The disease typically afflicts children, and many of these children have lost entire limbs or even their lives to it. “One little boy had the ulcer on his face. The tissue around his eyes had been eaten away, and he was blinded,” says Dale LeBaron, BYU religion professor and HART advisor. “It is just a horrible disease.”

Wendy Grant

Wendy Grant, a surgeon from LDS Hospital in Salt Lake City who traveled with HART to Africa this Christmas, moves a girl via piggyback from the operating room.

Prior to HART’s intervention, treatment for the disease was fairly crude. The clinics in the region are far removed from the majority of most affected villages. Although the clinics do their best, they lack adequate staffing and supplies to deal with the disease. “One clinic was run by just two nurses trying to take care of all these diseased people. All they could do was dress the wounds and try to give some comfort, but they had no cure,” says Lebaron.

According to Lebaron, some doctors have access to crude instruments that allow them to cut away the necrotic, diseased flesh, but there isn’t much that can be done afterward beyond dressing and redressing the resultant wound. Although this treatment stops the disease, it leaves severe scarring that causes gross contractures in the limbs. Occasionally the disease is so advanced that amputation is the only remedy.
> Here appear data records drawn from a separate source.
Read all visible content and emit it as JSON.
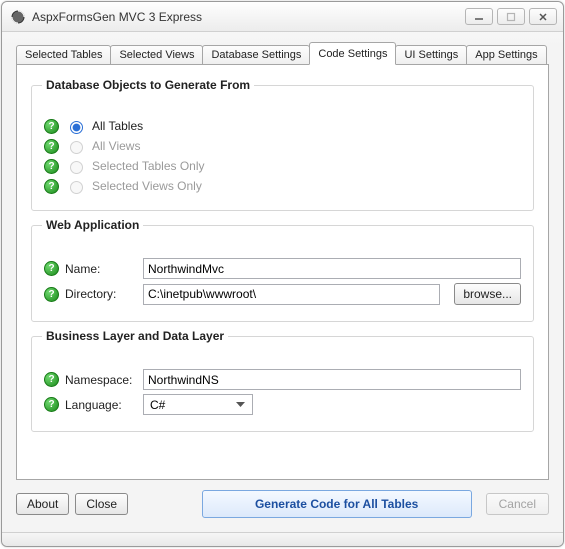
{
  "window": {
    "title": "AspxFormsGen MVC 3 Express"
  },
  "tabs": [
    {
      "label": "Selected Tables"
    },
    {
      "label": "Selected Views"
    },
    {
      "label": "Database Settings"
    },
    {
      "label": "Code Settings"
    },
    {
      "label": "UI Settings"
    },
    {
      "label": "App Settings"
    }
  ],
  "active_tab_index": 3,
  "dbobjects": {
    "title": "Database Objects to Generate From",
    "options": [
      {
        "label": "All Tables",
        "selected": true,
        "enabled": true
      },
      {
        "label": "All Views",
        "selected": false,
        "enabled": false
      },
      {
        "label": "Selected Tables Only",
        "selected": false,
        "enabled": false
      },
      {
        "label": "Selected Views Only",
        "selected": false,
        "enabled": false
      }
    ]
  },
  "webapp": {
    "title": "Web Application",
    "name_label": "Name:",
    "name_value": "NorthwindMvc",
    "dir_label": "Directory:",
    "dir_value": "C:\\inetpub\\wwwroot\\",
    "browse_label": "browse..."
  },
  "layers": {
    "title": "Business Layer and Data Layer",
    "ns_label": "Namespace:",
    "ns_value": "NorthwindNS",
    "lang_label": "Language:",
    "lang_value": "C#"
  },
  "footer": {
    "about": "About",
    "close": "Close",
    "generate": "Generate Code for All Tables",
    "cancel": "Cancel"
  }
}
HART has responded to the ulcer with a threefold mission: immediate assistance, education, and research. To provide treatment, the students supply needed medical equipment. Most West African hospitals reuse rubber gloves and syringes for surgeries and don’t have enough gauze for bandages. HART has been vital in providing many of these supplies as well as several machines that harvest much more precise skin grafts than a scalpel. They have also recruited American doctors to perform surgeries.
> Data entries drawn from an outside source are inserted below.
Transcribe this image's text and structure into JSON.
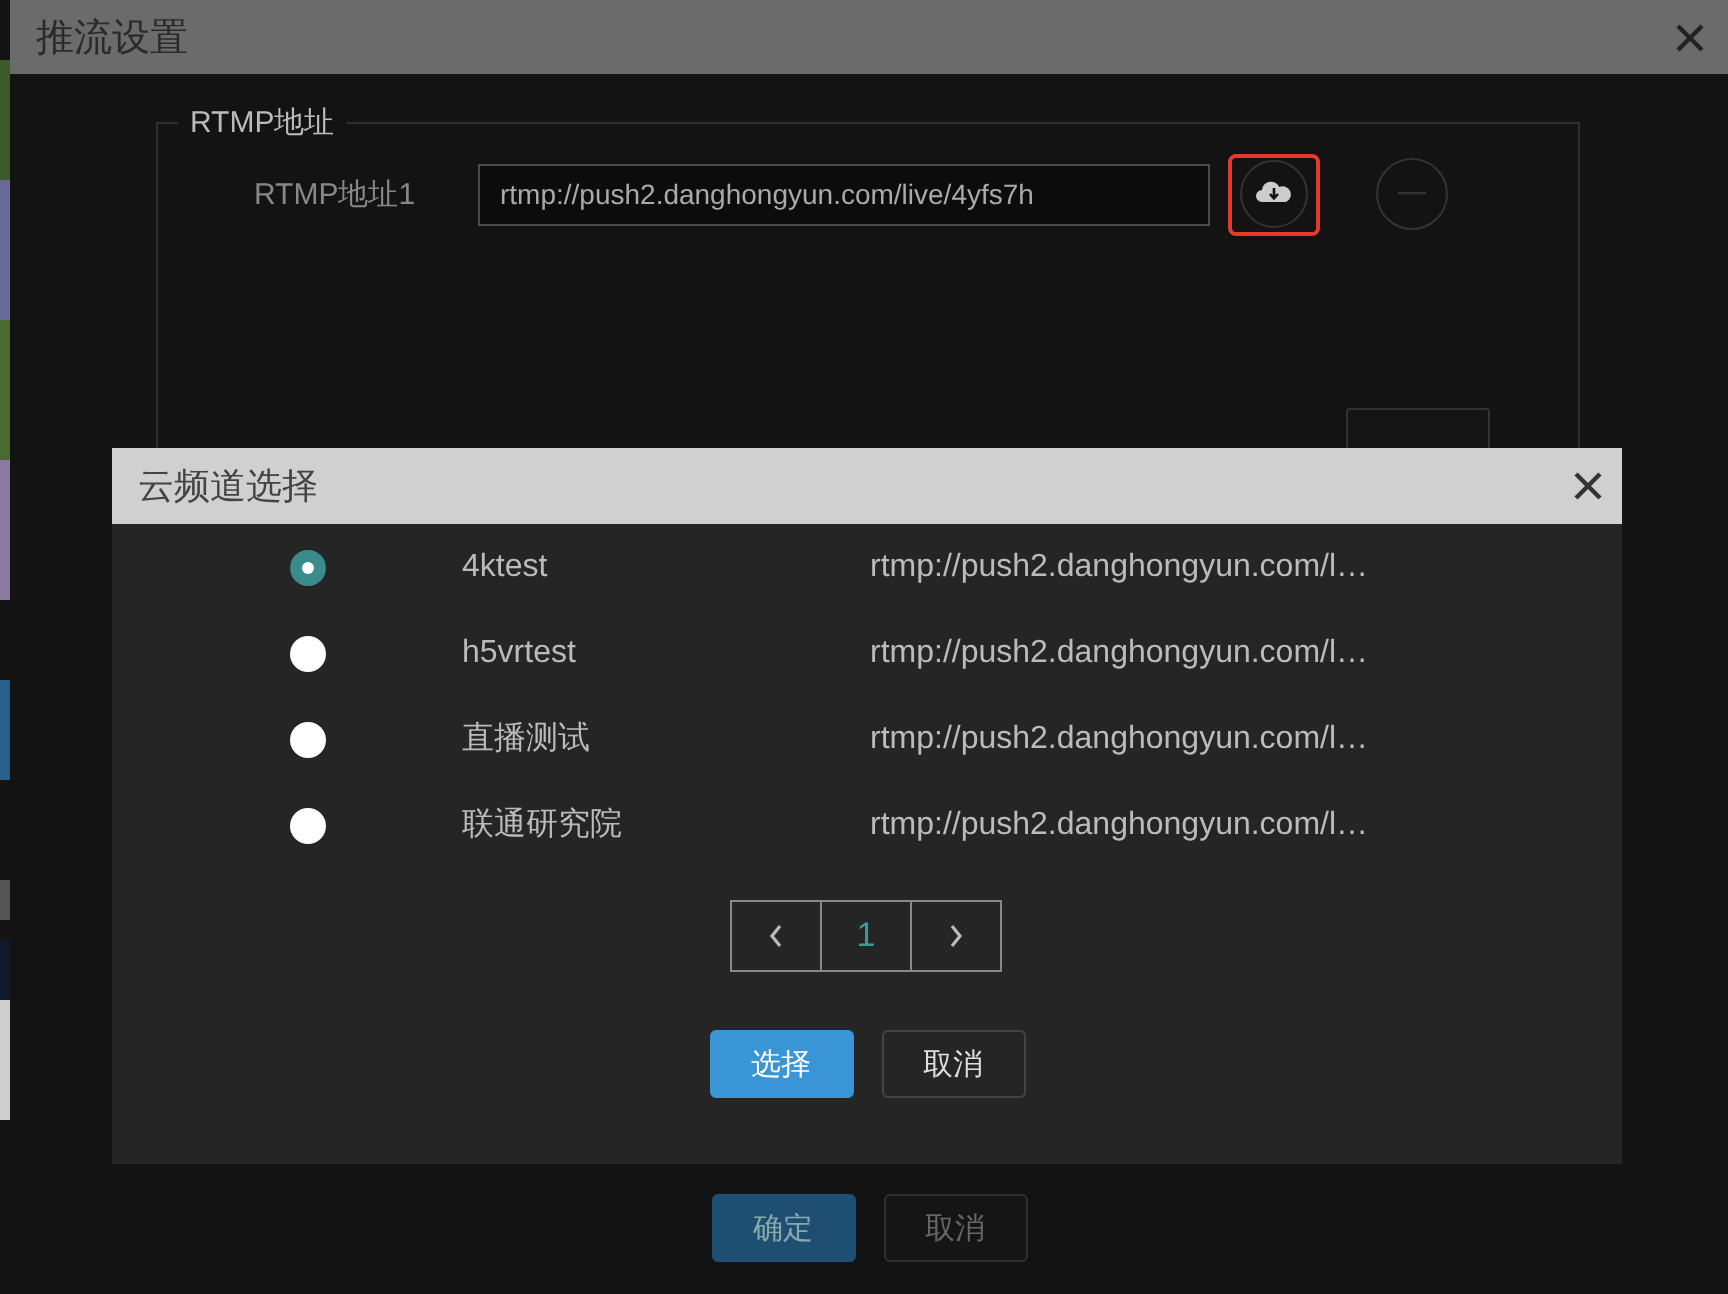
{
  "dialog": {
    "title": "推流设置",
    "rtmp_group": {
      "legend": "RTMP地址",
      "rows": [
        {
          "label": "RTMP地址1",
          "value": "rtmp://push2.danghongyun.com/live/4yfs7h",
          "cloud_highlighted": true
        }
      ]
    },
    "footer_buttons": [
      {
        "label": "确定",
        "kind": "primary"
      },
      {
        "label": "取消",
        "kind": "default"
      }
    ]
  },
  "channel_picker": {
    "title": "云频道选择",
    "channels": [
      {
        "name": "4ktest",
        "url": "rtmp://push2.danghongyun.com/l…",
        "selected": true
      },
      {
        "name": "h5vrtest",
        "url": "rtmp://push2.danghongyun.com/l…",
        "selected": false
      },
      {
        "name": "直播测试",
        "url": "rtmp://push2.danghongyun.com/l…",
        "selected": false
      },
      {
        "name": "联通研究院",
        "url": "rtmp://push2.danghongyun.com/l…",
        "selected": false
      }
    ],
    "pagination": {
      "pages": [
        {
          "label": "1",
          "selected": true
        }
      ]
    },
    "buttons": [
      {
        "label": "选择",
        "kind": "primary"
      },
      {
        "label": "取消",
        "kind": "default"
      }
    ]
  }
}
Education about the ulcer is also an urgent need. Most people don’t know anything about it, and since the initial nodule is painless, they don’t seek medical attention. If, however, they can get the first nodule excised, progression of the disease is halted. During the 1996 trip, HART’s 11 BYU student volunteers accompanied nurses with Ghana’s Ministry of Health to 15 villages where there were high incidences of the disease; more than 8,000 villagers at risk were taught early recognition of the disease. Many of these villagers were screened and more than 100 people were positively diagnosed and scheduled for treatment. “That was an incredible experience I’ll never forget,” says Gardner. “We probably saved several lives, and we certainly prevented a lot of suffering.”

HART’s third effort is to increase research. Since the group began its program in West Africa, there has been little progress toward determining what causes the disease and how it can be cured. HART is now working with several doctors and researchers from Africa, Europe, and the United States who are seeking a cure.
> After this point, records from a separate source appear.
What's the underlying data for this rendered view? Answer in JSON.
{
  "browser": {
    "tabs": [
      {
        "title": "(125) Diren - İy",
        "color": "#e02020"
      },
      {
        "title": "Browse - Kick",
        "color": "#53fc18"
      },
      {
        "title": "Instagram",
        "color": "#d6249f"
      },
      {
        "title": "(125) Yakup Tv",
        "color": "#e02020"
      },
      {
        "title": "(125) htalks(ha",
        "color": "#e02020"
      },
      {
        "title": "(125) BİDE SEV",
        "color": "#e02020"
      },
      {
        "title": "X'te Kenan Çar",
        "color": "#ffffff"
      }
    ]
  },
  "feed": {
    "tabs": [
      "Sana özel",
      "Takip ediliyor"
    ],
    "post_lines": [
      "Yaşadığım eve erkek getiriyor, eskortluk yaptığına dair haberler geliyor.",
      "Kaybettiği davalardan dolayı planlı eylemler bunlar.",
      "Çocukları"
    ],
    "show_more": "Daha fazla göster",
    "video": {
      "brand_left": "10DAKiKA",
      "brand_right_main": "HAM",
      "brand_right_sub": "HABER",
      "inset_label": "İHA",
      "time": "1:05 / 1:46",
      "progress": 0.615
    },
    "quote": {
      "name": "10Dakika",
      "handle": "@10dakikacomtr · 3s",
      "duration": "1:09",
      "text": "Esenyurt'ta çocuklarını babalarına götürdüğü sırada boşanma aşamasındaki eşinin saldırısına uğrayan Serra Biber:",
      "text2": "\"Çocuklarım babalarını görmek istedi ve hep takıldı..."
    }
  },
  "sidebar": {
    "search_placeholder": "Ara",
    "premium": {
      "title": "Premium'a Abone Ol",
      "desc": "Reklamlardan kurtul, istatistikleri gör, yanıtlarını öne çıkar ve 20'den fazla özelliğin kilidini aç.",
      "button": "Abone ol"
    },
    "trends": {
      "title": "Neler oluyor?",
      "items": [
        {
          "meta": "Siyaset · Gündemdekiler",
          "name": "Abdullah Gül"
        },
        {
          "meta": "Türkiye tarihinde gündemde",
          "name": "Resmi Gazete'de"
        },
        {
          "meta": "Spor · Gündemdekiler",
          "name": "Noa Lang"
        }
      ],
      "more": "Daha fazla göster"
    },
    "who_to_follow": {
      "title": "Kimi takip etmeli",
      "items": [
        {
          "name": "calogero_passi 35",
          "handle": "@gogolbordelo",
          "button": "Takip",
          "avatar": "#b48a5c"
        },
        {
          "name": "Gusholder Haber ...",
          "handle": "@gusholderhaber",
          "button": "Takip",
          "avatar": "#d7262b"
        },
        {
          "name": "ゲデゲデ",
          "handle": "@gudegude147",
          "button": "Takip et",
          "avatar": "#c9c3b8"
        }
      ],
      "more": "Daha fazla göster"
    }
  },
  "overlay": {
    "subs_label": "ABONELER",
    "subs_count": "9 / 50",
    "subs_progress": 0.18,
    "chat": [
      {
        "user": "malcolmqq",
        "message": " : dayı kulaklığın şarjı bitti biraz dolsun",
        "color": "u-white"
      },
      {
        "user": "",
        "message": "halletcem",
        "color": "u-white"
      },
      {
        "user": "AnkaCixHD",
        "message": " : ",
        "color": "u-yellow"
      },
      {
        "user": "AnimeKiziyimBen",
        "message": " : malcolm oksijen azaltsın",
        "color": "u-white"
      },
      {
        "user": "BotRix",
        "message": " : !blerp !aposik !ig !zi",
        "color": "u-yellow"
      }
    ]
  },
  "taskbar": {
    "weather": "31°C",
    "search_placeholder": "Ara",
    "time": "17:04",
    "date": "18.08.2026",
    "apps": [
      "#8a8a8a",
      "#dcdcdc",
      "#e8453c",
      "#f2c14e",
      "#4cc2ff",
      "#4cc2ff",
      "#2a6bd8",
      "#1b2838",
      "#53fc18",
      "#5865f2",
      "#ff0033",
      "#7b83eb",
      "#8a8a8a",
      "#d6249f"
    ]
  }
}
Together they are producing a Web page that will be a central location for Buruli Ulcer research information. HART is also funding the publication of an important research study conducted by Kingsley Asiedu, a former Ghanaian medical officer now studying at Emory University in Atlanta. This study will be published in the Journal of Tropical Medicine, and HART hopes it will grab the attention of other researchers and funding sources.

“Since this disease is only afflicting impoverished people in West Africa, it hasn’t received much notice around the world. Not many people care,” says Gardner. “We’re excited to be involved with much of what’s going on with Buruli Ulcer research. In Abidjan, Ivory Coast, next year there will be the first Buruli world conference. We anticipate sending a HART representative to let them know what we’re doing. We hope to play a continuing role in the efforts to eradicate this disease.”

The group has plans to carry on and expand what has been accomplished so far, but is facing difficulties. “It’s difficult to make this all work,” says Gardner. “This organization could use full-time staffing, but we’re all full-time students.”

“Even with all the difficulties,” he says, “this is a great organization to belong to. Our people are really sacrificing for others. We’re small, we’re poor–sometimes I wonder if we’ll make it very far–but we’re ambitious. We don’t know that we can’t succeed, so we do.”